Why Crowdfunding is Here to Stay
Moderator Martin Schneider (451 Research) posited today that crowdfunding isn't a zero-sum game. I tend to agree, as did the funding panel. Slava asserted that crowdfunding will double the size of the capital market. As Naval nicely put it, "the rise of social media didn't kill socializing...and AngelList augments existing investment networks in New York and San Francisco. Though outside of New York and San Francisco, we're the only game in town."
Personally, I believe in crowdfunding because it enables anyone to express their creative self - not just established nonprofits who can hire development officers to build foundation support, or "discovered" artists who have a lockdown on mainstream media distribution.
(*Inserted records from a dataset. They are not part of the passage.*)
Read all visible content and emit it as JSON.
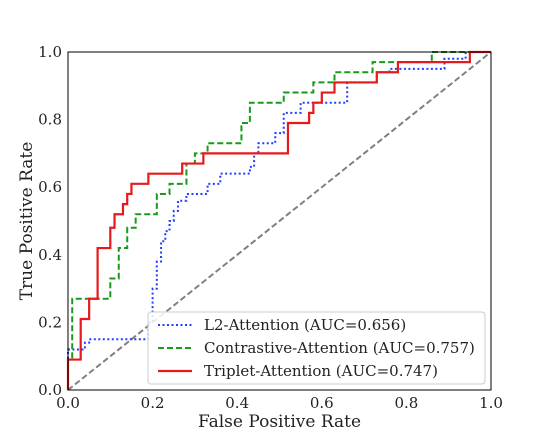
{
  "chart_data": {
    "type": "line",
    "xlabel": "False Positive Rate",
    "ylabel": "True Positive Rate",
    "xlim": [
      0,
      1
    ],
    "ylim": [
      0,
      1
    ],
    "xticks": [
      "0.0",
      "0.2",
      "0.4",
      "0.6",
      "0.8",
      "1.0"
    ],
    "yticks": [
      "0.0",
      "0.2",
      "0.4",
      "0.6",
      "0.8",
      "1.0"
    ],
    "grid": false,
    "legend_position": "lower-right",
    "series": [
      {
        "name": "L2-Attention (AUC=0.656)",
        "color": "#1f3fff",
        "style": "dotted",
        "x": [
          0.0,
          0.0,
          0.04,
          0.04,
          0.05,
          0.05,
          0.19,
          0.19,
          0.2,
          0.2,
          0.21,
          0.21,
          0.22,
          0.22,
          0.23,
          0.23,
          0.24,
          0.24,
          0.25,
          0.25,
          0.26,
          0.26,
          0.28,
          0.28,
          0.33,
          0.33,
          0.36,
          0.36,
          0.43,
          0.43,
          0.44,
          0.44,
          0.45,
          0.45,
          0.49,
          0.49,
          0.51,
          0.51,
          0.55,
          0.55,
          0.66,
          0.66,
          0.73,
          0.73,
          0.76,
          0.76,
          0.8,
          0.8,
          0.89,
          0.89,
          0.94,
          0.94,
          1.0
        ],
        "y": [
          0.0,
          0.12,
          0.12,
          0.14,
          0.14,
          0.15,
          0.15,
          0.2,
          0.2,
          0.3,
          0.3,
          0.38,
          0.38,
          0.44,
          0.44,
          0.47,
          0.47,
          0.5,
          0.5,
          0.53,
          0.53,
          0.56,
          0.56,
          0.58,
          0.58,
          0.61,
          0.61,
          0.64,
          0.64,
          0.66,
          0.66,
          0.7,
          0.7,
          0.73,
          0.73,
          0.76,
          0.76,
          0.82,
          0.82,
          0.85,
          0.85,
          0.91,
          0.91,
          0.94,
          0.94,
          0.95,
          0.95,
          0.95,
          0.95,
          0.98,
          0.98,
          1.0,
          1.0
        ]
      },
      {
        "name": "Contrastive-Attention (AUC=0.757)",
        "color": "#1a9a1a",
        "style": "dashed",
        "x": [
          0.0,
          0.0,
          0.01,
          0.01,
          0.1,
          0.1,
          0.12,
          0.12,
          0.14,
          0.14,
          0.16,
          0.16,
          0.21,
          0.21,
          0.24,
          0.24,
          0.28,
          0.28,
          0.3,
          0.3,
          0.33,
          0.33,
          0.41,
          0.41,
          0.43,
          0.43,
          0.45,
          0.45,
          0.51,
          0.51,
          0.54,
          0.54,
          0.58,
          0.58,
          0.63,
          0.63,
          0.68,
          0.68,
          0.72,
          0.72,
          0.86,
          0.86,
          0.93,
          0.93,
          1.0
        ],
        "y": [
          0.0,
          0.09,
          0.09,
          0.27,
          0.27,
          0.33,
          0.33,
          0.42,
          0.42,
          0.48,
          0.48,
          0.52,
          0.52,
          0.58,
          0.58,
          0.61,
          0.61,
          0.67,
          0.67,
          0.7,
          0.7,
          0.73,
          0.73,
          0.79,
          0.79,
          0.85,
          0.85,
          0.85,
          0.85,
          0.88,
          0.88,
          0.88,
          0.88,
          0.91,
          0.91,
          0.94,
          0.94,
          0.94,
          0.94,
          0.97,
          0.97,
          1.0,
          1.0,
          1.0,
          1.0
        ]
      },
      {
        "name": "Triplet-Attention (AUC=0.747)",
        "color": "#e61a1a",
        "style": "solid",
        "x": [
          0.0,
          0.0,
          0.03,
          0.03,
          0.05,
          0.05,
          0.07,
          0.07,
          0.1,
          0.1,
          0.11,
          0.11,
          0.13,
          0.13,
          0.14,
          0.14,
          0.15,
          0.15,
          0.19,
          0.19,
          0.27,
          0.27,
          0.32,
          0.32,
          0.45,
          0.45,
          0.52,
          0.52,
          0.57,
          0.57,
          0.58,
          0.58,
          0.6,
          0.6,
          0.63,
          0.63,
          0.73,
          0.73,
          0.78,
          0.78,
          0.95,
          0.95,
          1.0
        ],
        "y": [
          0.0,
          0.09,
          0.09,
          0.21,
          0.21,
          0.27,
          0.27,
          0.42,
          0.42,
          0.48,
          0.48,
          0.52,
          0.52,
          0.55,
          0.55,
          0.58,
          0.58,
          0.61,
          0.61,
          0.64,
          0.64,
          0.67,
          0.67,
          0.7,
          0.7,
          0.7,
          0.7,
          0.79,
          0.79,
          0.82,
          0.82,
          0.85,
          0.85,
          0.88,
          0.88,
          0.91,
          0.91,
          0.94,
          0.94,
          0.97,
          0.97,
          1.0,
          1.0
        ]
      }
    ],
    "reference_line": {
      "color": "#808080",
      "style": "dashed",
      "x": [
        0,
        1
      ],
      "y": [
        0,
        1
      ]
    }
  }
}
Professionally, I'm thrilled that crowdfunding levels the playing field for entrepreneurs. (As is evidenced by Intel Capital's recent investment in Funders Club.) Not everyone with an idea and passion has connections to the angel investment community. Crowdfunding disrupts traditional market inefficiencies via automated platforms - and if the history of eBay can serve as precedent, the ripple effects may be significant.